Sementara China tidak diragukan lagi tetap menjadi pembangkit tenaga listrik terbesar di kawasan ini. Indonesia sekarang diuntungkan dari kenaikan biaya tenaga kerja China. Mendorong perusahaan untuk melakukan diversifikasi di kawasan ini dengan mengikuti apa yang disebut strategi “China Plus One”.

Seperti Cina, Indonesia memiliki keuntungan dari pasokan bahan baku domestik, tenaga kerja yang ekspansif, dan ekonomi domestik yang besar yang terus bertransisi dari ekonomi berpenghasilan rendah ke ekonomi berpenghasilan menengah. Tidak seperti Cina, bagaimanapun, itu terintegrasi ke dalam Perhimpunan Bangsa-Bangsa Asia Tenggara (ASEAN).

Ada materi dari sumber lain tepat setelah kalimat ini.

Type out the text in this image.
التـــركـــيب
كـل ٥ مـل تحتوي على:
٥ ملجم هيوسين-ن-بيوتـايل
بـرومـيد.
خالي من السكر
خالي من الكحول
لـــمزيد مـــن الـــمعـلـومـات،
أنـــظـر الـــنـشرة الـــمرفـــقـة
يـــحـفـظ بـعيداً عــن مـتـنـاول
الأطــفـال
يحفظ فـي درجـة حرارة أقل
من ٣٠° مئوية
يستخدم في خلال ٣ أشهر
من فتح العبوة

Selain itu, perusahaan manufaktur di Indonesia semakin canggih dengan operasi vertikal pabrik pemintalan. Pertenunan, percetakan dan garmen — menjadikannya tujuan terpadu bagi klien internasional. Salah satu contohnya adalah perusahaan raksasa berbasis di Jawa bernama Sritex, yang memproduksi 8 juta potong pakaian dalam setahun dan membanggakan petinggi seperti Uniqlo, Guess, dan H&M sebagai klien lama.

Pemain utama lainnya di sektor ini termasuk:

  • Eratex Djaja
  • Evershine Tex
  • Kahatex
  • Argo Manuunggal Group
  • Pan Brothers
  • Busana Apparel dan
  • Binabusan.

Mode cepat, difusi, dan pakaian olahraga

Menurut kepala produksi global H&M, Helena Helmersson, perusahaan Swedia itu optimistis untuk memperluas lebih jauh di Indonesia dan membangun kehadiran jangka panjang di sana. “Keuntungan manufaktur di Indonesia adalah perpaduan yang bagus antara mode, harga, dan keberlanjutan,” katanya.

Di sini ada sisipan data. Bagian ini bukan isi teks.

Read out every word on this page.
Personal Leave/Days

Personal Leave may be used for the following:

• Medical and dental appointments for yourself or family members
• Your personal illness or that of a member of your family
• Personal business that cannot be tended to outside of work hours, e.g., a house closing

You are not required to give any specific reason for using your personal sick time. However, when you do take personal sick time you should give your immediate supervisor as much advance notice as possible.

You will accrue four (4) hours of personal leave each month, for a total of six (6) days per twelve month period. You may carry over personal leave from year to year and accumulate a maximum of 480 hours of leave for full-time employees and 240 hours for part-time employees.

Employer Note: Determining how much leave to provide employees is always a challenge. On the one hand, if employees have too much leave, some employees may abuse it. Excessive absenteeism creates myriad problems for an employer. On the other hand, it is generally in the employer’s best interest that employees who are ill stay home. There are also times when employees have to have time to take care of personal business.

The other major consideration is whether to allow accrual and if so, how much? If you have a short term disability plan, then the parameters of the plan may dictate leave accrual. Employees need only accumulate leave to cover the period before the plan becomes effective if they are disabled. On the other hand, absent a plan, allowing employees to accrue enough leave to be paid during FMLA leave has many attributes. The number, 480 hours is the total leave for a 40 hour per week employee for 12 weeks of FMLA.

Saat ini pembeli internasional terbesar di Indonesia adalah raksasa mode cepat atau mereka yang mengoperasikan label difusi merek-merek desainer. Ini adalah produksi pakaian olahraga bervolume tinggi yang memungkinkan merek pakaian olahraga multinasional besar — ​​Adidas, Mizune, Asics, New Balance, Nike, Pentland, dan Puma — tidak hanya memenuhi permintaan global, tetapi juga berekspansi ke negara-negara baru.

Karena investasinya dalam teknologi, inovasi, dan pelatihan, Indonesia semakin dianggap bukan sebagai pabrik potong dan jahit Vietnam dan Bangladesh, tetapi sebagai peluang pengadaan yang lebih maju. Dan di mana ia tidak dapat bersaing dalam harga, ia dapat dalam skala.